Yeni restore edilen "Bulgur Palas", mimarisi ve ihtişamı ile ziyaretçilerine kapılarını açtı.
Tarihi Yarımada'yı, Marmara Denizi'ni,
Üsküdar ve Kız Kulesi'nden Adalar'a kadar İstanbul'u göz alabildiğine gören konağın
ilginç hikayesi 1912'de başlıyor.
Konak, İttihat ve Terakki Cemiyeti'nin önemli isimlerinden Bolu Milletvekili Mehmet Habib Bey tarafından Osmanlı vatandaşı Levanten mimar Giulio Mongeri'ye yaptırıldı.
Bulgur, arpa ve buğday gibi hububatın
ticaretini yapan Habib Bey, İstanbul’un yedi tepesinden biri olan Cerrahpaşa’da
arazi satın aldı.
Kendi adına yaptıracağı konak için 1912’de
Levanten mimar Mongeri ile anlaştı.
Mütareke döneminde İtilaf Devletleri’nin
talebi doğrultusunda İttihatçı olması dolayısıyla 10 Mart 1919'da tutuklanan
Mehmet Habib Bey hapsedildi, sonrasında ise Malta’ya sürgün edildi.
Sürgün dönüşü konağın inşaatına devam eden
Habib Bey, bazı malzemelerini yurt dışından getirtti.

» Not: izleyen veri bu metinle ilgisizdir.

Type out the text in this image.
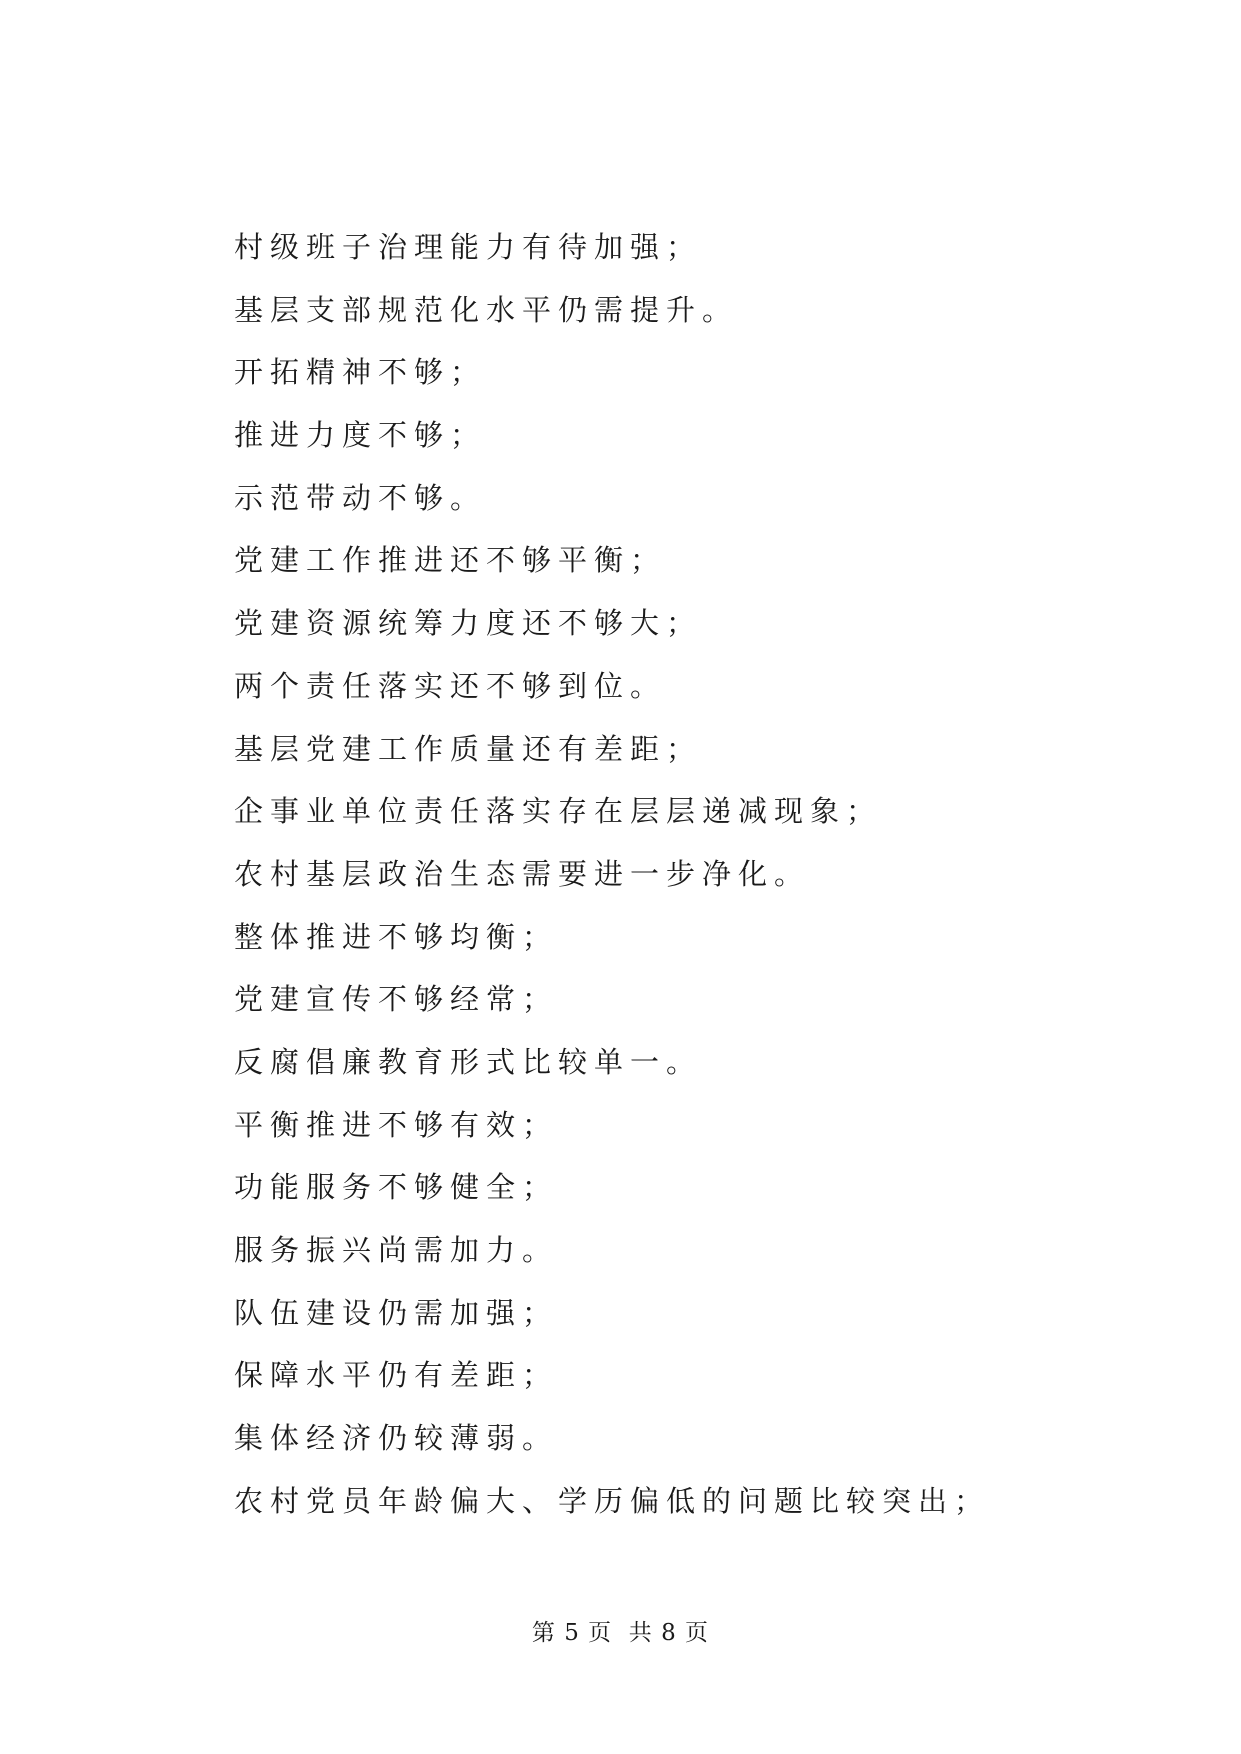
村级班子治理能力有待加强；
基层支部规范化水平仍需提升。
开拓精神不够；
推进力度不够；
示范带动不够。
党建工作推进还不够平衡；
党建资源统筹力度还不够大；
两个责任落实还不够到位。
基层党建工作质量还有差距；
企事业单位责任落实存在层层递减现象；
农村基层政治生态需要进一步净化。
整体推进不够均衡；
党建宣传不够经常；
反腐倡廉教育形式比较单一。
平衡推进不够有效；
功能服务不够健全；
服务振兴尚需加力。
队伍建设仍需加强；
保障水平仍有差距；
集体经济仍较薄弱。
农村党员年龄偏大、学历偏低的问题比较突出；
第 5 页  共 8 页
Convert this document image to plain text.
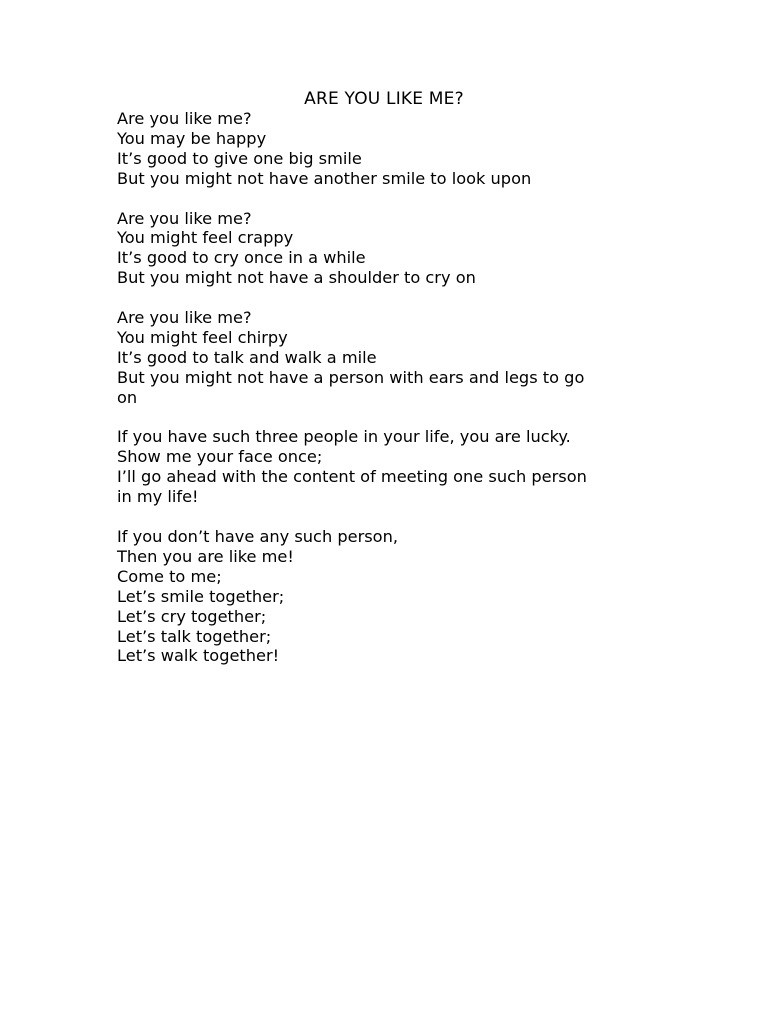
ARE YOU LIKE ME?
Are you like me?
You may be happy
It’s good to give one big smile
But you might not have another smile to look upon
Are you like me?
You might feel crappy
It’s good to cry once in a while
But you might not have a shoulder to cry on
Are you like me?
You might feel chirpy
It’s good to talk and walk a mile
But you might not have a person with ears and legs to go
on
If you have such three people in your life, you are lucky.
Show me your face once;
I’ll go ahead with the content of meeting one such person
in my life!
If you don’t have any such person,
Then you are like me!
Come to me;
Let’s smile together;
Let’s cry together;
Let’s talk together;
Let’s walk together!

Konağın 81 bağımsız bölümü, 1750
metrekare açık, 3 bin 750 metrekare kapalı alanı, 1000 metrekarelik müştemilatı
ve 9 metrekarelik süs havuzu vardı.
Bu görkemli yapı halk arasında “Bulgur Palas”
olarak anıldı.
Mehmet Habib Bey, konağın tamamlanmasını
göremeyerek, 48 yaşında geçirdiği kalp krizi sonrası hayatını kaybetti. Eşi
Bedia Hanım, bu görkemli yapıyı borçları karşılığı Osmanlı Bankasına devretmek
zorunda kaldı.
Konak, Osmanlı Bankası tarafından arşiv
merkezi, kanarya hane ve Osmanlı Bankası çalışanları için konut olarak
değerlendirildi. Binanın bodrum katında şubeler için kanarya yetiştirilirken üç
daire çalışanlara tahsis edildi.
Söz konusu arşiv ise Türkiye'nin uzun bir
dönemine tekabül eden bankacılık, hukuk ile sosyal yaşam alanlarında verilere
sahip önemli bir kurumsal yapıdaydı.
Uzun yıllar arşiv binası olarak hizmet veren
Bulgur Palas, Osmanlı Bankasının 2001 yılında Garanti Bankası bünyesine
katılmasıyla el değiştirdi.
Bakımsızlık nedeniyle bazı bölümleri hasar
gören konak, İstanbul Büyükşehir Belediyesi (İBB) tarafından satın alındı.
Restorasyonu tamamlanan Bulgur Palas, özel arşivlerin yer
aldığı kütüphanesiyle, sergi salonuyla, sosyal alanlarıyla kapılarını açtı.
Bulgur Palas'ta ayrıca Sarayburnu, Çemberlitaş, Süleymaniye, Fatih, Yavuz Selim
ve Edirnekapı manzaralarının seyredilebileceği seyir terası da yer alıyor.
Mehmet
Habib Bey’in konağın ücretini ve Osmanlı Bankası’ndan aldığı borçları
ödeyememesi sebebiyle 1926’da Osmanlı Bankası’na devredilen bina, uzun yıllar
Osmanlı Arşivi olarak kullanılmış.
Taş-tuğla
malzemeden inşa edilen yapının inşasında kullanılan malzemelerin bir kısmının
yurt dışından getirildiği biliniyor. Tuğla duvarlar sıvasız olup sadece kuleli
kısım sıvalıdır. Tavan döşemeleri çelik putrelli volta döşemedir. Bodrum kat,
üç normal kat ve çatı katından oluşan konağın bir de kulesi bulunuyor.